Bien sûr, l’agresseur en Ossétie du Sud était Saakachvili, encouragé par ses nounous américaines. Vous pouvez le faire si vous agissez assez rapidement, semble avoir été l’idée des Américains. Pour être honnête, tous les caricaturistes occidentaux n’avaient pas emboité le pas à propos de la Géorgie, mais ce n’a pas été long avant que la plupart d’entre eux rentrent dans le rang. Si vous avez le moindre doute, faites seulement une recherche sur internet.

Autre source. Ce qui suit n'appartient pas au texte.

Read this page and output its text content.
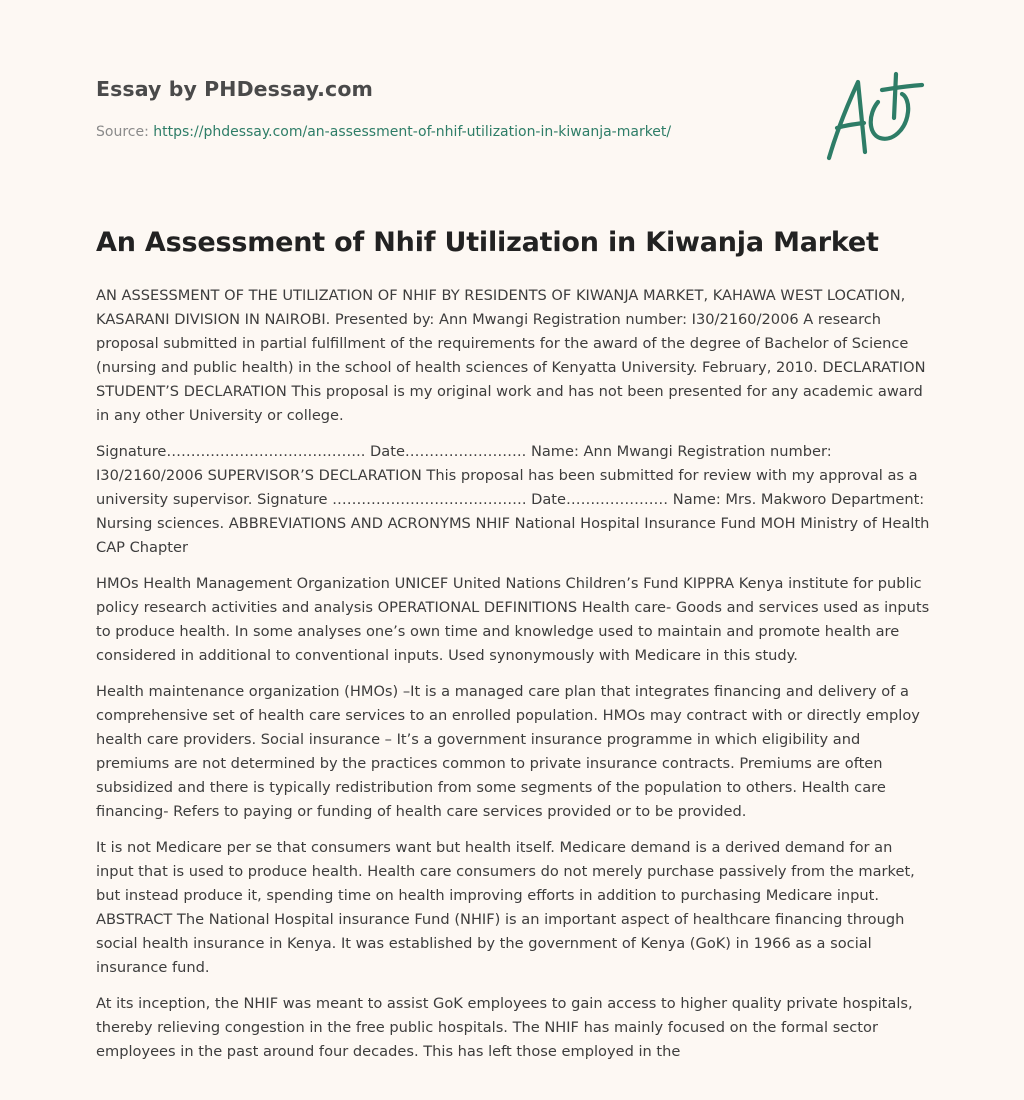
Essay by PHDessay.com
Source: https://phdessay.com/an-assessment-of-nhif-utilization-in-kiwanja-market/
An Assessment of Nhif Utilization in Kiwanja Market

AN ASSESSMENT OF THE UTILIZATION OF NHIF BY RESIDENTS OF KIWANJA MARKET, KAHAWA WEST LOCATION, KASARANI DIVISION IN NAIROBI. Presented by: Ann Mwangi Registration number: I30/2160/2006 A research proposal submitted in partial fulfillment of the requirements for the award of the degree of Bachelor of Science (nursing and public health) in the school of health sciences of Kenyatta University. February, 2010. DECLARATION STUDENT’S DECLARATION This proposal is my original work and has not been presented for any academic award in any other University or college.

Signature………………………………….. Date……………………. Name: Ann Mwangi Registration number: I30/2160/2006 SUPERVISOR’S DECLARATION This proposal has been submitted for review with my approval as a university supervisor. Signature …………………………………. Date………………… Name: Mrs. Makworo Department: Nursing sciences. ABBREVIATIONS AND ACRONYMS NHIF National Hospital Insurance Fund MOH Ministry of Health CAP Chapter

HMOs Health Management Organization UNICEF United Nations Children’s Fund KIPPRA Kenya institute for public policy research activities and analysis OPERATIONAL DEFINITIONS Health care- Goods and services used as inputs to produce health. In some analyses one’s own time and knowledge used to maintain and promote health are considered in additional to conventional inputs. Used synonymously with Medicare in this study.

Health maintenance organization (HMOs) –It is a managed care plan that integrates financing and delivery of a comprehensive set of health care services to an enrolled population. HMOs may contract with or directly employ health care providers. Social insurance – It’s a government insurance programme in which eligibility and premiums are not determined by the practices common to private insurance contracts. Premiums are often subsidized and there is typically redistribution from some segments of the population to others. Health care financing- Refers to paying or funding of health care services provided or to be provided.

It is not Medicare per se that consumers want but health itself. Medicare demand is a derived demand for an input that is used to produce health. Health care consumers do not merely purchase passively from the market, but instead produce it, spending time on health improving efforts in addition to purchasing Medicare input. ABSTRACT The National Hospital insurance Fund (NHIF) is an important aspect of healthcare financing through social health insurance in Kenya. It was established by the government of Kenya (GoK) in 1966 as a social insurance fund.

At its inception, the NHIF was meant to assist GoK employees to gain access to higher quality private hospitals, thereby relieving congestion in the free public hospitals. The NHIF has mainly focused on the formal sector employees in the past around four decades. This has left those employed in the
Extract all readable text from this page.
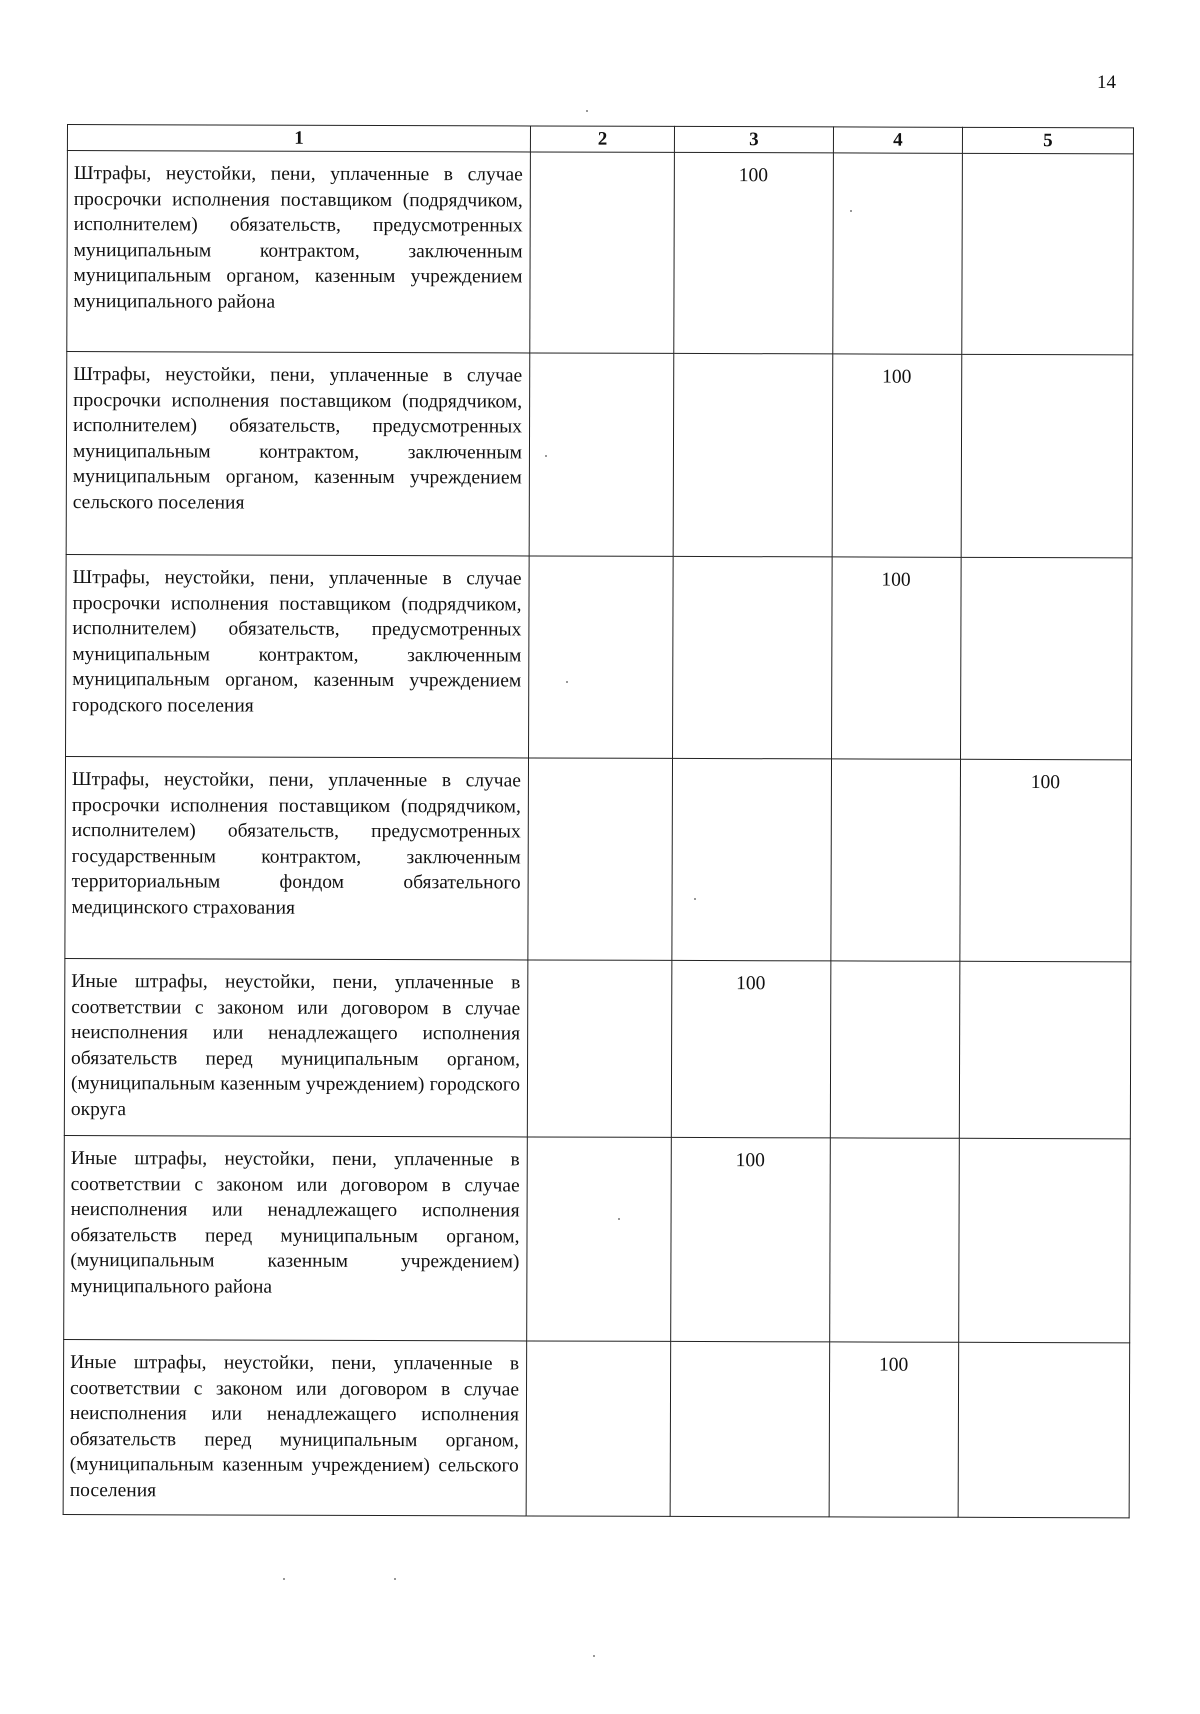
14
1	2	3	4	5
Штрафы, неустойки, пени, уплаченные в случае просрочки исполнения поставщиком (подрядчиком, исполнителем) обязательств, предусмотренных муниципальным контрактом, заключенным муниципальным органом, казенным учреждением муниципального района		100		
Штрафы, неустойки, пени, уплаченные в случае просрочки исполнения поставщиком (подрядчиком, исполнителем) обязательств, предусмотренных муниципальным контрактом, заключенным муниципальным органом, казенным учреждением сельского поселения			100	
Штрафы, неустойки, пени, уплаченные в случае просрочки исполнения поставщиком (подрядчиком, исполнителем) обязательств, предусмотренных муниципальным контрактом, заключенным муниципальным органом, казенным учреждением городского поселения			100	
Штрафы, неустойки, пени, уплаченные в случае просрочки исполнения поставщиком (подрядчиком, исполнителем) обязательств, предусмотренных государственным контрактом, заключенным территориальным фондом обязательного медицинского страхования				100
Иные штрафы, неустойки, пени, уплаченные в соответствии с законом или договором в случае неисполнения или ненадлежащего исполнения обязательств перед муниципальным органом, (муниципальным казенным учреждением) городского округа		100		
Иные штрафы, неустойки, пени, уплаченные в соответствии с законом или договором в случае неисполнения или ненадлежащего исполнения обязательств перед муниципальным органом, (муниципальным казенным учреждением) муниципального района		100		
Иные штрафы, неустойки, пени, уплаченные в соответствии с законом или договором в случае неисполнения или ненадлежащего исполнения обязательств перед муниципальным органом, (муниципальным казенным учреждением) сельского поселения			100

L’Occident n’a pas aimé les critiques de Poutine à l’égard de l’agression de l’Otan contre la Libye en 2011 – y a-t-il un autre mot pour ça ? – et le lynchage de son dirigeant Mouammar Kadhafi. Dans une scène grotesque, la secrétaire d’État Hillary Clinton, semblable à un vampire assoiffé, jubilait sur les images de son cadavre ensanglanté. Poutine a traité l’attaque de l’Otan de «démocratie des frappes aériennes». C’était une métaphore saisissante pour l’hypocrisie occidentale. Il n’y a pas de démocratie dans la Libye autrefois prospère, seulement ruines, chaos et groupes déchaînés de djihadistes salafistes violents. Merci à l’Otan, elle s’est frayé un chemin en Syrie et en Irak. Les MSM critiquent par ailleurs la Russie pour son soutien à la résistance de la Syrie contre les monstres de Frankenstein occidentaux, si souvent employés, depuis la guerre soviétique en Afghanistan jusqu’à aujourd’hui, pour renverser des gouvernements laïques indépendants au Moyen-Orient ou en Asie. Si seulement les djihadistes étaient restés en Syrie et n’étaient pas arrivés en Irak pour créer un État islamique (EI). En envoyant des unités de l’armée de l’air russe en Syrie, Poutine a démasqué les États-Unis et leurs vassaux soutiens des membres modérés d’EI. Il n’y a pas de djihadistes modérés, bien sûr ; ils sont une invention américaine. Poutine a parlé de bluff occidental et invité en effet les États-Unis à se tourner contre leurs propres alliés djihadistes. Ce ne sera pas un virage facile à prendre à Washington. Les vieilles habitudes ont la vie dure.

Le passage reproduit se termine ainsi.